Very nice, both of them. I’ve always wondered why, with all that space, people build houses with stairs instead of going the ranch, one story route.
I watched a great BBC documentary on clouds last night. The founder of the Cloud Appreciate Society produced/directed it. I’m actually going to join the Cloud Appreciation Society soon.
I used to fly single-prop Cessnas in university, miss the summer clouds in Ontario.
What did I learn last night? Well, there are three families of clouds: cumulus, stratus, and cirrus (Cirrus from the Latin curl). And subtypes, cirro-stratus, cumulo-cirrus, strato-cumulus etc. If you’re interested in clouds, then this documentary is a must see. If you’re interested, you can probably find the documentary online. I found it on demonoid.
http://cloudappreciationsociety.org/
Glorin,
It’s been drizzling locally. The near constant overcast also means no rainbows, so I’ll take mine wherever I can.
The Kalakagi fleet came in the droplets, tiny, tiny droplets of water in the air. Each Mashak-class fighter carried a minute supply of antimatter missiles, with which the Kalakagi hoped to eliminate the Brule.
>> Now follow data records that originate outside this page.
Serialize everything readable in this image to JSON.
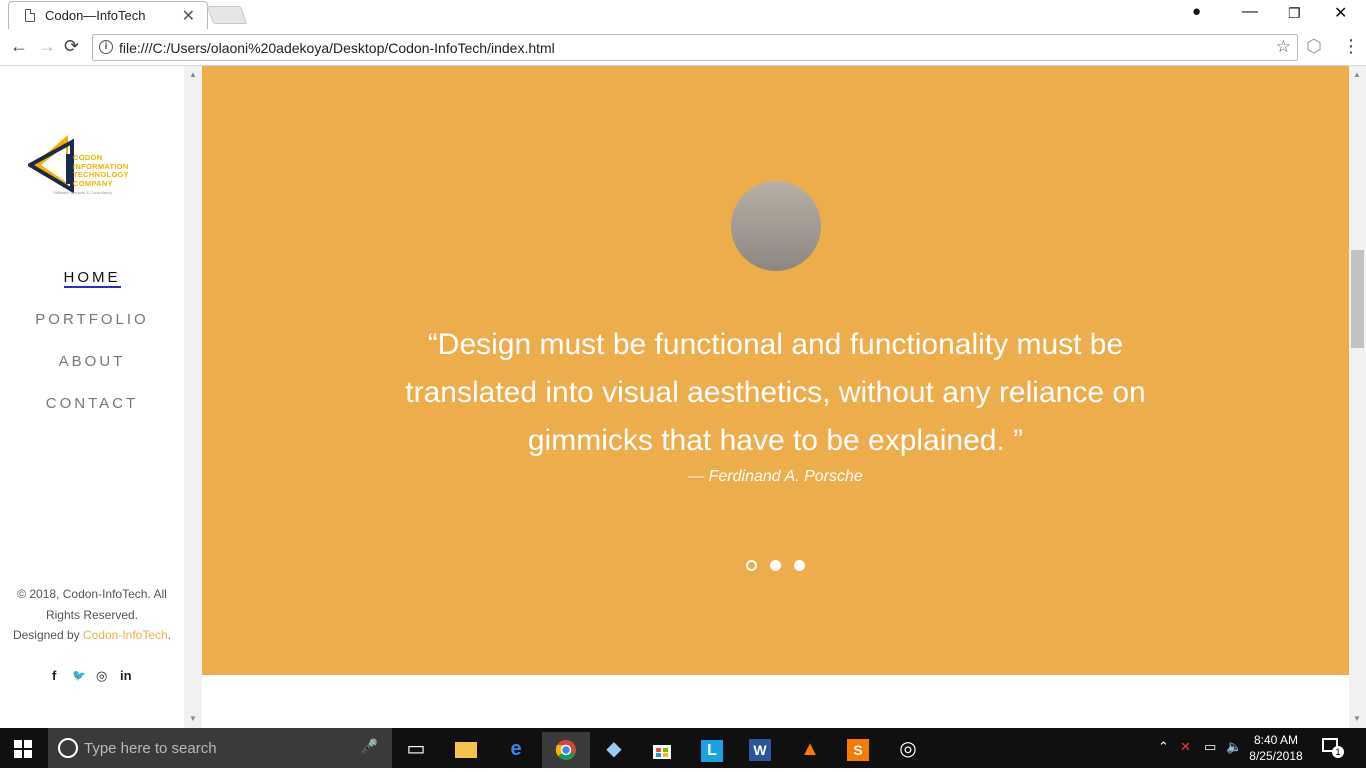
{
  "browser": {
    "tab_title": "Codon—InfoTech",
    "close_glyph": "✕",
    "url": "file:///C:/Users/olaoni%20adekoya/Desktop/Codon-InfoTech/index.html",
    "back_glyph": "←",
    "forward_glyph": "→",
    "reload_glyph": "⟳",
    "info_glyph": "i",
    "star_glyph": "☆",
    "extension_glyph": "⬡",
    "menu_glyph": "⋮",
    "profile_glyph": "●",
    "minimize_glyph": "—",
    "maximize_glyph": "❐",
    "winclose_glyph": "✕"
  },
  "sidebar": {
    "logo": {
      "line1": "CODON",
      "line2": "INFORMATION",
      "line3": "TECHNOLOGY",
      "line4": "COMPANY",
      "tagline": "Software Services & Consultancy"
    },
    "nav": [
      {
        "label": "HOME",
        "active": true
      },
      {
        "label": "PORTFOLIO",
        "active": false
      },
      {
        "label": "ABOUT",
        "active": false
      },
      {
        "label": "CONTACT",
        "active": false
      }
    ],
    "footer": {
      "copyright": "© 2018, Codon-InfoTech. All Rights Reserved.",
      "designed_by": "Designed by ",
      "brand": "Codon-InfoTech",
      "period": "."
    },
    "social": {
      "facebook": "f",
      "twitter": "🐦",
      "instagram": "◎",
      "linkedin": "in"
    }
  },
  "hero": {
    "quote": "“Design must be functional and functionality must be translated into visual aesthetics, without any reliance on gimmicks that have to be explained. ”",
    "author": "— Ferdinand A. Porsche",
    "slide_count": 3,
    "active_slide": 1,
    "background_color": "#eead4d"
  },
  "taskbar": {
    "search_placeholder": "Type here to search",
    "mic_glyph": "🎤",
    "time": "8:40 AM",
    "date": "8/25/2018",
    "apps": [
      "task-view",
      "file-explorer",
      "edge",
      "chrome",
      "box",
      "store",
      "lens",
      "word",
      "vlc",
      "sublime",
      "groove"
    ],
    "notification_count": "1"
  }
}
What the Kalakagi had no way of knowing was that the Brule were, at that same moment, arriving with their own fleet, each fighter encased in a mote of dust in the atmosphere, just west of the Kalakagi fleet. The Brule fighters each had spatial anomaly weapons, basically infinitesmally small black holes, with which they planned to annihilate the Kalakagi.
Of course, neither fleet knew the precise location of the other. When they did detect each other, they would find that the strangest things happened when anomaly weapons encountered antimatter missiles–strange things like rends in the space-time continuum that would destroy both fleets, as well as roughly 30,000 cubic miles of the planet toward which the fleets were gently descending.
In the meantime, however, from just the right vantage point, the Kalakagi fleet made for a lovely rainbow, and the Brule diffracted a beautiful sunset in the sky.
For the moment.
Nice rainbow! Any trips to Asgard planned?
That’s no rainbow, it’s a dome, el presidentes abode just not scifi enough without it.
Indeed GaryG. A very well-maintained arcology, Mr. Scalzi.
I am glad I am waaaay over here in WI where the fallout from chang, who is not chang’s reaction to your lovely rainbow (but not cat) photo will be unlikely to drift.
is that green im seeing all yours ???
So INTENSE! You should write a song about it.
http://www.woot.com/Blog/ViewEntry.aspx?Id=13435
You really do have a nice property. I wish I had a job where I can live in a more rural area and get a bunch of land at an affordable price. Costs tend to be higher where the jobs are.